Tamr suggests the primary key to be meaningful to the data, as this reduces the likelihood of breaking changes upstream.

For example, if there is a designated primary key in the source system, it may be best to use this as the primary key, rather than another unique key.

Publish
A user permission for data products that allows the user to view and export the data product.
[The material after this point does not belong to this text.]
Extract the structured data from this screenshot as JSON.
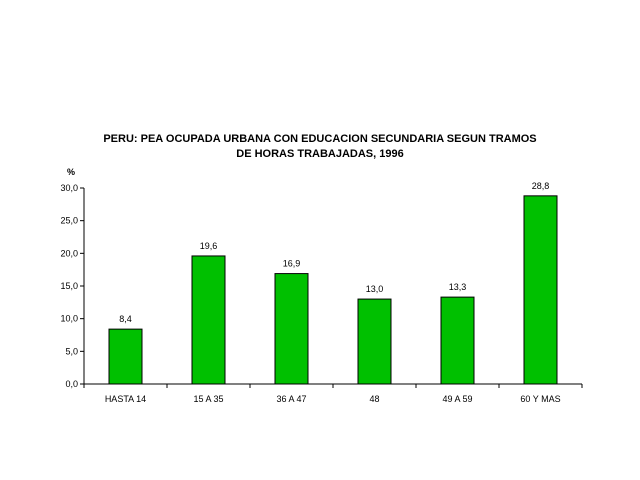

Also the action of exporting data product datasets to external data repositories, or for downloading locally.

R

Record Consolidation
The process of applying rules to create a mastered entity record during the mastering. See Mastered Entity.

Reference Data
Data used to reference or define other data. For example, firmographic data is reference data about organizations. See Firmographic Data.

S

Schema
The organization and structure of a dataset. See Database schema.

Schema Mapping
The process of mapping source dataset columns to attributes in a unified schema.

Site Mastering
Mastering data at the site or location level for a company.

Source
A dataset that is imported to Tamr Cloud for mastering. Also referred to as a source dataset or input dataset.

Source Columns
A column in the source datasets that is added into Tamr Cloud.

Source Record
A record in a source dataset.

T

Tamr Enrich
A firmographic enrichment service that appends mastered company data with reference data, such as name, address, website, and operating status of each company and its parent organizations.

Tamr Enrich ID
A unique, proprietary organizational identifier used to enrich your source data with Tamr’s firmographic data or other external reference data. See Tamr Enrich ID.

Tamr ID
A persistent identifier assigned by Tamr, that serves as a long-lasting reference across multiple data sources. Tamr IDs act as a primary key that organizations can use across multiple databases when there is no common identifier for the same entity, such as a person, a product, or an organization.

Transformation
Data transformation changes the format, structure, or values of data in a unified dataset.

Trusted_ID

This is a non-unique key that will guarantee that two distinct records with the same trusted_id are in the same cluster.

U

Unified Attribute
Derived attributes that you create by mapping one or more columns from your input datasets into a single attribute in the schema for the unified dataset. See Attribute.

Unified Dataset
The result of aligning source dataset columns to the attributes provided by a data product template.

V

Viewer
A user permission that provides read-only access to a resource, such as a data product, connection, export destination, or source.